Using data from the Beltsville, MD, RWP, we provide a general representation and preliminary analysis of morphology and statistical characteristics of the mid-Atlantic NLLJ, which will serve as a foundation for future research. The morphological analysis, based on composite plots in Fig. 7, reveals a general structure for the mid-Atlantic NLLJ, showing nocturnal wind speed intensification and a distinct oscillation pattern in wind direction. Variability outside the core zone highlights the influence of larger-scale atmospheric processes, emphasizing the need for further exploration of these external factors. Our analysis highlights both the strengths and limitations of the algorithm. While it is effective in detecting southwesterly NLLJ events, the model struggles to capture the full structural details of these features. This underscores the need for future refinements, particularly in optimizing the training set and incorporating image segmentation techniques to improve model representation.

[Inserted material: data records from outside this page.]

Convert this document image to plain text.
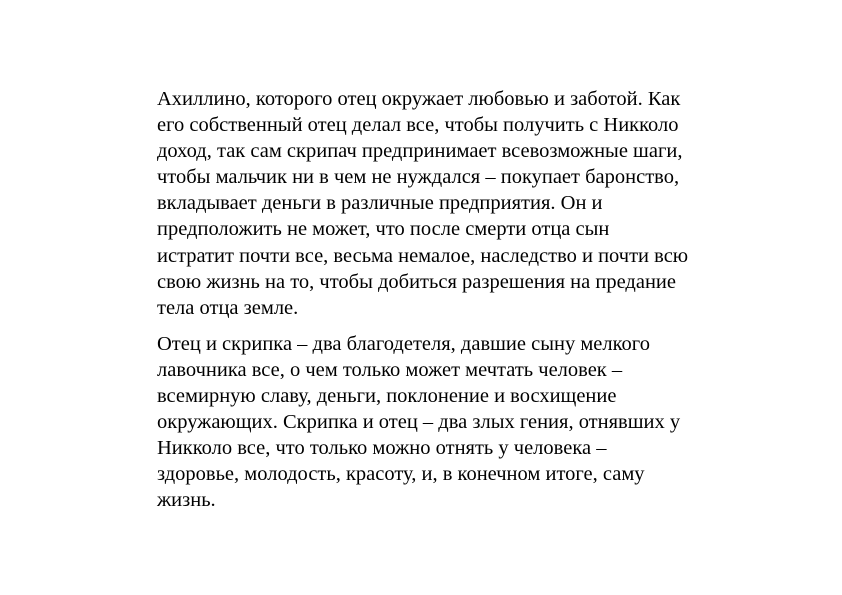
Ахиллино, которого отец окружает любовью и заботой. Как
его собственный отец делал все, чтобы получить с Никколо
доход, так сам скрипач предпринимает всевозможные шаги,
чтобы мальчик ни в чем не нуждался – покупает баронство,
вкладывает деньги в различные предприятия. Он и
предположить не может, что после смерти отца сын
истратит почти все, весьма немалое, наследство и почти всю
свою жизнь на то, чтобы добиться разрешения на предание
тела отца земле.
Отец и скрипка – два благодетеля, давшие сыну мелкого
лавочника все, о чем только может мечтать человек –
всемирную славу, деньги, поклонение и восхищение
окружающих. Скрипка и отец – два злых гения, отнявших у
Никколо все, что только можно отнять у человека –
здоровье, молодость, красоту, и, в конечном итоге, саму
жизнь.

The seasonal and daily data gaps highlight the inherent limitations of observational datasets. Future work should consider incorporating additional datasets and utilizing data synergy techniques to fill these gaps, providing a more continuous and comprehensive view of NLLJ occurrences. This could include data from other instruments, such as aerosol and ozone lidars, sondes, ground-based spectrometers, and radiometers. Algorithms could also be trained to predict NLLJ events during missing data periods, enhancing their predictive capabilities and advancing atmospheric research. Addressing data gaps through data synergy techniques is crucial for future studies to create a more complete understanding of NLLJ occurrences. As shown in Fig. 7, our statistical analysis provides a quantitative representation of the key characteristics of the mid-Atlantic NLLJ. The distribution of maximum wind speeds and core heights suggests a common atmospheric mechanism driving these jets, with most NLLJ cores around 500 m a.g.l. The bi-modal distribution of core timing points to the influence of regional baroclinicity, which may cause deviations from classical inertial oscillation predictions. These findings are critical for improving the representation of NLLJ behavior in atmospheric models.

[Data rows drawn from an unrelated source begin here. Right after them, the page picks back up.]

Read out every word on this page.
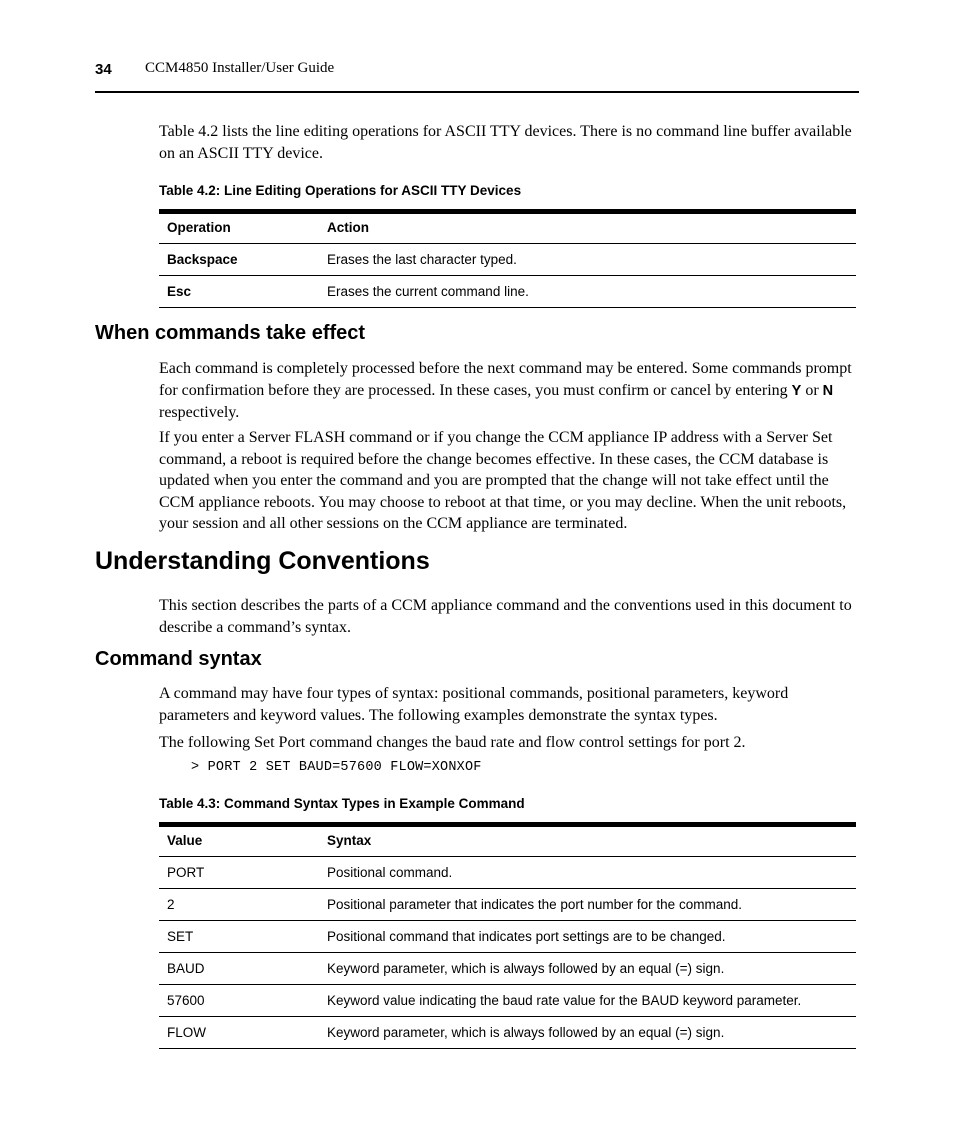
34 CCM4850 Installer/User Guide

Table 4.2 lists the line editing operations for ASCII TTY devices. There is no command line buffer available on an ASCII TTY device.

Table 4.2: Line Editing Operations for ASCII TTY Devices
Operation	Action
Backspace	Erases the last character typed.
Esc	Erases the current command line.
When commands take effect

Each command is completely processed before the next command may be entered. Some commands prompt for confirmation before they are processed. In these cases, you must confirm or cancel by entering Y or N respectively.

If you enter a Server FLASH command or if you change the CCM appliance IP address with a Server Set command, a reboot is required before the change becomes effective. In these cases, the CCM database is updated when you enter the command and you are prompted that the change will not take effect until the CCM appliance reboots. You may choose to reboot at that time, or you may decline. When the unit reboots, your session and all other sessions on the CCM appliance are terminated.

Understanding Conventions

This section describes the parts of a CCM appliance command and the conventions used in this document to describe a command’s syntax.

Command syntax

A command may have four types of syntax: positional commands, positional parameters, keyword parameters and keyword values. The following examples demonstrate the syntax types.

The following Set Port command changes the baud rate and flow control settings for port 2.

> PORT 2 SET BAUD=57600 FLOW=XONXOF
Table 4.3: Command Syntax Types in Example Command
Value	Syntax
PORT	Positional command.
2	Positional parameter that indicates the port number for the command.
SET	Positional command that indicates port settings are to be changed.
BAUD	Keyword parameter, which is always followed by an equal (=) sign.
57600	Keyword value indicating the baud rate value for the BAUD keyword parameter.
FLOW	Keyword parameter, which is always followed by an equal (=) sign.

Further research is necessary to investigate whether the observed interannual variability, with some years showing more frequent events, indicates a connection between NLLJ occurrences and broader synoptic patterns that influence regional dynamics. Identifying these patterns is crucial for future NLLJ studies and will require extended analysis over a longer time frame and across a broader observational network. Such research would enhance our understanding of the atmospheric forces driving NLLJ formation and improve the accuracy of atmospheric models.

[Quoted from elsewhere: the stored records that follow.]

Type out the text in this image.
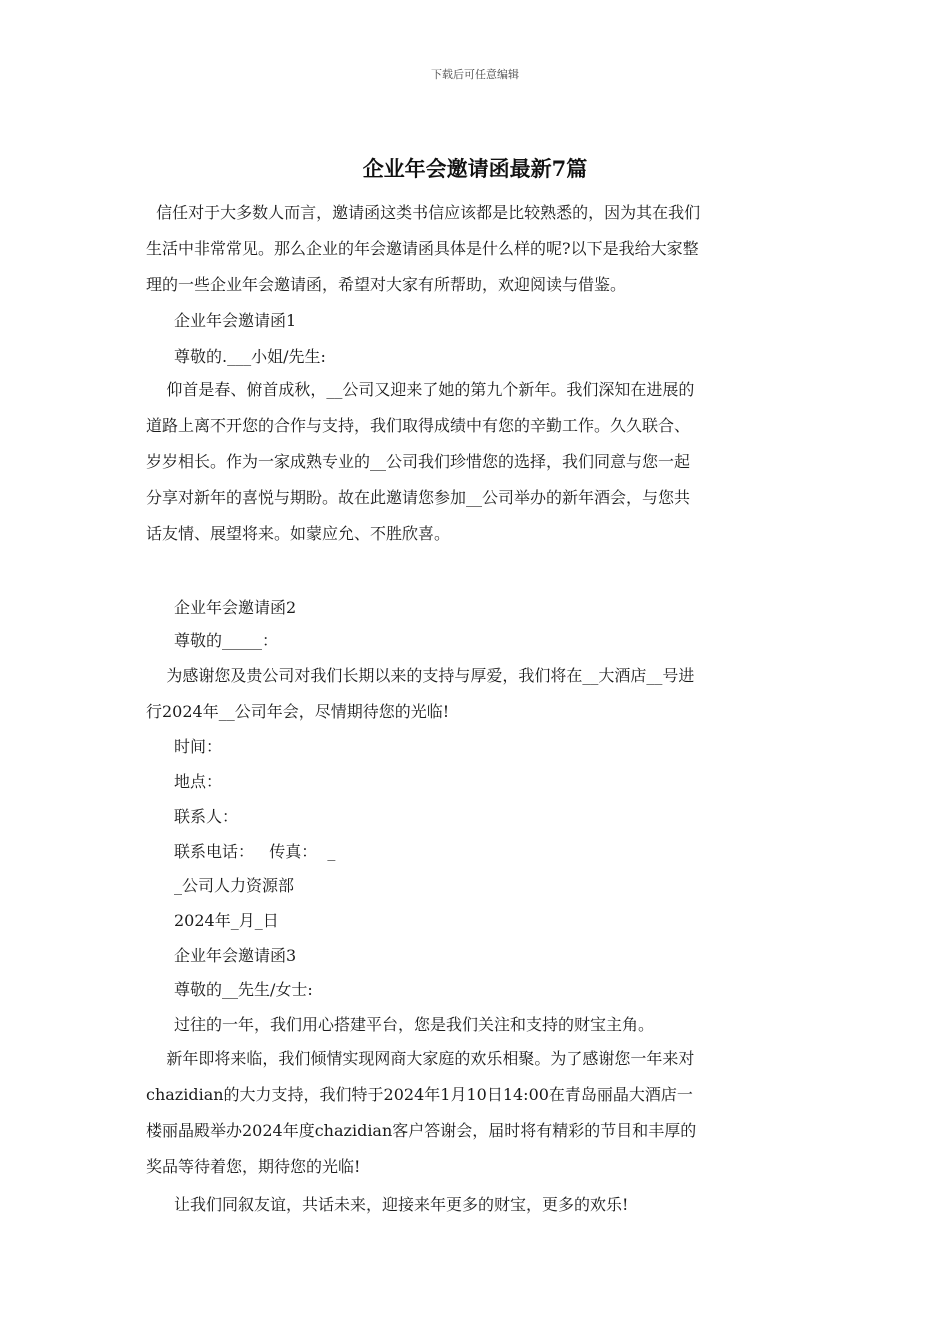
下载后可任意编辑
企业年会邀请函最新7篇
信任对于大多数人而言，邀请函这类书信应该都是比较熟悉的，因为其在我们
生活中非常常见。那么企业的年会邀请函具体是什么样的呢?以下是我给大家整
理的一些企业年会邀请函，希望对大家有所帮助，欢迎阅读与借鉴。
企业年会邀请函1
尊敬的.___小姐/先生:
仰首是春、俯首成秋，__公司又迎来了她的第九个新年。我们深知在进展的
道路上离不开您的合作与支持，我们取得成绩中有您的辛勤工作。久久联合、
岁岁相长。作为一家成熟专业的__公司我们珍惜您的选择，我们同意与您一起
分享对新年的喜悦与期盼。故在此邀请您参加__公司举办的新年酒会，与您共
话友情、展望将来。如蒙应允、不胜欣喜。
企业年会邀请函2
尊敬的_____：
为感谢您及贵公司对我们长期以来的支持与厚爱，我们将在__大酒店__号进
行2024年__公司年会，尽情期待您的光临!
时间：
地点：
联系人：
联系电话：   传真：  _
_公司人力资源部
2024年_月_日
企业年会邀请函3
尊敬的__先生/女士:
过往的一年，我们用心搭建平台，您是我们关注和支持的财宝主角。
新年即将来临，我们倾情实现网商大家庭的欢乐相聚。为了感谢您一年来对
chazidian的大力支持，我们特于2024年1月10日14:00在青岛丽晶大酒店一
楼丽晶殿举办2024年度chazidian客户答谢会，届时将有精彩的节目和丰厚的
奖品等待着您，期待您的光临!
让我们同叙友谊，共话未来，迎接来年更多的财宝，更多的欢乐!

Continued research into these low-level wind phenomena is essential for improving weather predictions and air quality management and particularly for understanding pollutant transport and dispersion in the mid-Atlantic region. This study lays the groundwork for future investigations into the complex dynamics of low-level mesoscale phenomena and their broader climatic and environmental implications. Accurately identifying and characterizing NLLJs is crucial for refining regional climate models and enhancing predictive capabilities for future climate scenarios. This work contributes significantly to boundary layer studies, providing valuable insights into NLLJ phenomena and advancing our understanding of atmospheric dynamics.

The integration of machine learning into atmospheric science, as demonstrated in this study, represents a promising advancement in meteorological analysis and climate prediction. Future research should build on these techniques to better understand the genesis of low-level wind phenomena, improving our understanding of regional pollutant distribution and the mesoscale transport of moisture, momentum, and mass. There is also potential to expand this research to other geographic regions and atmospheric phenomena, testing the adaptability and versatility of the methodology across different contexts.